Conditional implementation based on whether a type parameter satisfies a bound


I’ve occasionally run into cases where I want the implementation of a trait (although it could also be just a function) to depend on whether a type parameter implements a trait or not.

As a concrete example, suppose I have an Error type like this:

enum Error<E> {

I’d like to be able to implement std::error::Error for it regardless of the type of E, but if E implements std::error::Error itself, then provide a better implmentation. Something like:

impl<E> fmt::Display for Error<E> {
  fn fmt(&self, f: &mut fmt::Formatter) -> fmt::Result {
    match self {
      Error::Tls(err) => err.fmt(fmt),
      Error::Other(err) => if (implements!(E, fmt::Display) { err.fmt(fmt) } else { fm.write_str("other error") }

impl<E> error::Error for Error<E> {
  fn source(&self) -> Option<&(dyn error::Error + 'static)> {
    match self {
      Error::Tls(err) => Some(err),
      Error::Other(err) => if (implements!(E, fmt::Display)) { Some(err) } else {  None }

Of course the implements! macro is just example syntax. Such a macro couldn’t actually be implemented with the current macro system.

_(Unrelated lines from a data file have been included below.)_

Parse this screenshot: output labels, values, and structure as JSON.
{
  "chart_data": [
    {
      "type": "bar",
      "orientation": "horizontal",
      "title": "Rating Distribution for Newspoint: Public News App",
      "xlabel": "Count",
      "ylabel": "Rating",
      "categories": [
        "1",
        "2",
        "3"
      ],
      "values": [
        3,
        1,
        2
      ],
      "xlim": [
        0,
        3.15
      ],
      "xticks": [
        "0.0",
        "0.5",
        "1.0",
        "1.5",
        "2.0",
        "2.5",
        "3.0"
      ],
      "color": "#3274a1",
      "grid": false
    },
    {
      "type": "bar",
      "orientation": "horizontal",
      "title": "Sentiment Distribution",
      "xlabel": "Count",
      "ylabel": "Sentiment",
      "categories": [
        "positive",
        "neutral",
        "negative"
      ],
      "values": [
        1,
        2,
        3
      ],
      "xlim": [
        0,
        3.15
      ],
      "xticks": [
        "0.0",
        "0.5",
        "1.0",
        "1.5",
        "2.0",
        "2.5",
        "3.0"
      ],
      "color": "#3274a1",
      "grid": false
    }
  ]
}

With the current langague afaik something like this isn’t possible. Instead I have to define implementations with where constraints like E: Display and E: error::Error + 'static. But then if those constraints aren’t met, then Error doesn’t implement Display or std::error::Error.

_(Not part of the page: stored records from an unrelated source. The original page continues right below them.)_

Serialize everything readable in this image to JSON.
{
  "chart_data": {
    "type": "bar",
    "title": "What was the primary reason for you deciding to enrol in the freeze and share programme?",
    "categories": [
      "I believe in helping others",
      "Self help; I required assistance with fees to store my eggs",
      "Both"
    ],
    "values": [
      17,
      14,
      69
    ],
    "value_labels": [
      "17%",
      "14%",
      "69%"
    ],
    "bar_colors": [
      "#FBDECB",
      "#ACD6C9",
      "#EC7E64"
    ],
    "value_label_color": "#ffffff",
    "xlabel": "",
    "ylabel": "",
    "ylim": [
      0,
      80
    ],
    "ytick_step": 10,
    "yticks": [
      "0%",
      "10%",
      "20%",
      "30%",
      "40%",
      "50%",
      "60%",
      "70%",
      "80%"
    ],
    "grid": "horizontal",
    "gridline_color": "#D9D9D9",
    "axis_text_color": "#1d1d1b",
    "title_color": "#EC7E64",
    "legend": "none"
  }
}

I can think of a few ways this could be handles:

  • Negated type bounds: Allow defining both impl<E> ... where E: Display and impl<E> .. where E: !Display. This is a workable solution, but for cases like my example it isn’t very ergonomic or elegant.
  • Specialization: I think (although I’m not 100% sure) that the accepted specialization api would provide a way to do this (using default implementations). But like negated type bounds, it isn’t terribly ergonomic since the entire implementation would have to be written out for both conditions.
  • Have a built in macro or syntax for such conditions. I don’t think this is likely to happen.
  • Allow defining macros that can use type information. If you could write a macro (either procedural or declaritive) that had information about the actual type of E during monomorphization, then it would be possible to define a macro like if_implements!(E: Display { ... } else { ..}). This is probably the most general solution, since it would allow other compile-time conditions as well, and allow more expermentation in macros without having to make changes to the language. However, I have no idea how feasible it is to support macros with type information.


Specialization should be able to cover this.

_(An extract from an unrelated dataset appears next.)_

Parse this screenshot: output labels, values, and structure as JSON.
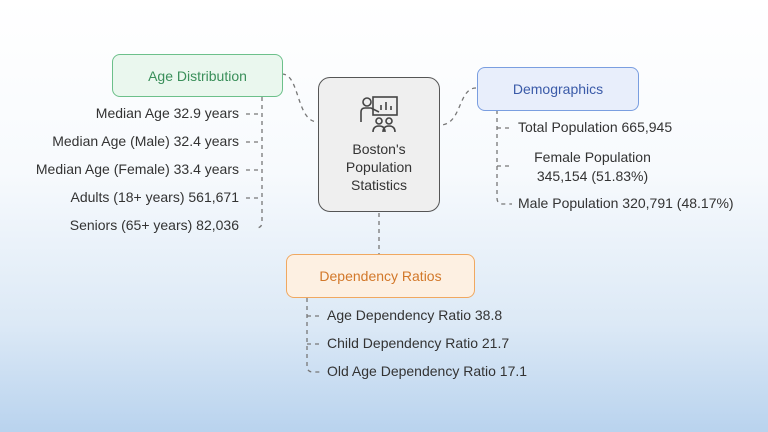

… and AFAIK macro processing occurs during AST formation, before type information is available.


Yes, this is handled through specialization with two impls: one for Error<E> and one for Error<E: Display>.


macro processing occurs during AST formation, before type information is available

yes, I’m aware of that. in order to implement the if_implements macro, a new type of macro that is evaluated after type information is available. Having the ability to write such macros would allow other things like automatic delegation and compile-time dependency injection that can’t be done currently.


So does this new type of macro, which presumably executes a deferred segment of previously-generated AST, run in HIR or in MIR? Does it trigger recursion from MIR to HIR, or do you need it to generate more AST and recur to a yet-earlier point in the compiler? What is the overall impact of this augmented compiler flow path on the compiler data structures?

Addendum: Might it be possible to experiment with this piecemeal via compiler plugins?


The macro thing is not relevant here. The OP says it’s just an example syntax. Please don’t drop a pile of compiler jargon on the poor thing for no reason.

What the OP is asking for is generic specialization, which is blocked on a formal proof of parts of the type system.